Absent a proper statutory disclaimer, the workmanship and materials carry all implied warranties. Implied warranties arise by common law, rather than a statute. They developed over hundreds of years and through the common acceptance and broad enforcement became the law. The Courts enforce them on a case by case basis, and the scope and duration of those warranties are generally applied on a reasonable standard. The extent to which any implied warranty might apply to any particular home improvement dispute, is difficult to predict.

Warranties, by their very nature, deal with defects. Defective workmanship, defective materials, and defective design form the complaints that so often arise after the contractor has completed the work. When defects become evident, it is incumbent upon the homeowner to give notice to the Contractor and an opportunity to cure, prior to filing a lawsuit seeking damages for such breach. Indiana’s warranty statute does define “breach of warranty”, but no such breach can occur for a warranty claim without some notice and opportunity to cure.

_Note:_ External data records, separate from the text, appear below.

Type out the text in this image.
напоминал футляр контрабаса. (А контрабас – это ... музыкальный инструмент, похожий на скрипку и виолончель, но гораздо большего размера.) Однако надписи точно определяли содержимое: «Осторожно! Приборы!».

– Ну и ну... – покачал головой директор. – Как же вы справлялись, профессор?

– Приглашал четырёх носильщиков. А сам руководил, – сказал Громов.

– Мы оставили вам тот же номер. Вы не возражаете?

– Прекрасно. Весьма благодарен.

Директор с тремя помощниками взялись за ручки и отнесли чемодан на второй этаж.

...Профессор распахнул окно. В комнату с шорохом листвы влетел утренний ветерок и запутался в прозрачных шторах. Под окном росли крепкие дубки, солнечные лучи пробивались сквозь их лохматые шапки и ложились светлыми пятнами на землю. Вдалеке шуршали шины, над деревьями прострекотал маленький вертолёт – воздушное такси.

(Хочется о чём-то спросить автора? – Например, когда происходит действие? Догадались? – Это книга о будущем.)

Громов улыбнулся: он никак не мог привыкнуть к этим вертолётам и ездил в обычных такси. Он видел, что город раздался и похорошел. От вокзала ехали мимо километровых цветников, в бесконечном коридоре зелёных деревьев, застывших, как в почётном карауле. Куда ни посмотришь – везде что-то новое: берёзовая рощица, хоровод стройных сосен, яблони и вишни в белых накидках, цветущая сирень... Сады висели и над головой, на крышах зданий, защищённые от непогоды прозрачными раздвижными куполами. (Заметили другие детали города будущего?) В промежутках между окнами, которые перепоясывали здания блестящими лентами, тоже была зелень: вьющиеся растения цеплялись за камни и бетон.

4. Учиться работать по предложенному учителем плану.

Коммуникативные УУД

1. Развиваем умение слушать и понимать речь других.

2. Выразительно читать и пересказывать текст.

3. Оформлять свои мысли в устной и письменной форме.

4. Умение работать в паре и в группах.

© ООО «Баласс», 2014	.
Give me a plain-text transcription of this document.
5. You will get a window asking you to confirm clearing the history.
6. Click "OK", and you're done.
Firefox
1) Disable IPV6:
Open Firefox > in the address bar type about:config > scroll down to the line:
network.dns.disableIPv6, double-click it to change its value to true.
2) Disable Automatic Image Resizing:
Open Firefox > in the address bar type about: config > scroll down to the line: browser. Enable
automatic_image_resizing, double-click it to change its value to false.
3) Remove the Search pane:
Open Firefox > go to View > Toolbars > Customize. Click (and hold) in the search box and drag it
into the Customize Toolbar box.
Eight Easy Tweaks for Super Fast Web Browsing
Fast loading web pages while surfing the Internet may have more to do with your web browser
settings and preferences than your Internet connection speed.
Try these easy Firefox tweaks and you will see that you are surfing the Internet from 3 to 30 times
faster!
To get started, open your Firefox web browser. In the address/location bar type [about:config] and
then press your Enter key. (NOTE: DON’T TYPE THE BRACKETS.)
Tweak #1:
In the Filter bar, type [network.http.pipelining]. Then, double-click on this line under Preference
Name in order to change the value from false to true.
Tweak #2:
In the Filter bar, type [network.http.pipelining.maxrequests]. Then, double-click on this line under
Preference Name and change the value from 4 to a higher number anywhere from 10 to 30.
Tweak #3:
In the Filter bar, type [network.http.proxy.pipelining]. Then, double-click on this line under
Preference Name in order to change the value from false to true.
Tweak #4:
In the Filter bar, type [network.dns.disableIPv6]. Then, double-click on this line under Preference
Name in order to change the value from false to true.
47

Home improvement contractors may strictly require notice and opportunity to cure, by inserting their rights to receive proper notice and an opportunity to cure, as provided for by Indiana Code 32-27-3-12. When the notice and opportunity to cure is made a part of the home improvement contract, the home owner is barred from filing a lawsuit claiming a construction defect and or breach of warranty, until such notice is given by the homeowner and the contractor has either failed or refused to cure or offer to cure.

Because the warranties provided by Indiana law, statutorily and in common law, are not exclusive remedies, claimants may and often do sue on multiple theories. In many home improvement complaints, lawyers include counts for breach of contract, breach of statutory and implied warranties, negligent performance, violations of the Indiana Home Improvement Act and the Indiana Deceptive Consumer Sales Act.
As for damages recoverable by breach of warranty, the measure is determined to be either the amount necessary to rectify the defect, or the difference between the fair market value with the defect netted against the fair market value without the defect.

The Indiana legislature saw fit to protect homeowners by requiring home improvement contractors to comply with certain minimum standards that include using contracts that contain basic minimal information, secure licenses and permits, when the law requires, and to guarantee their work, whether their contracts say anything about a warranty or not.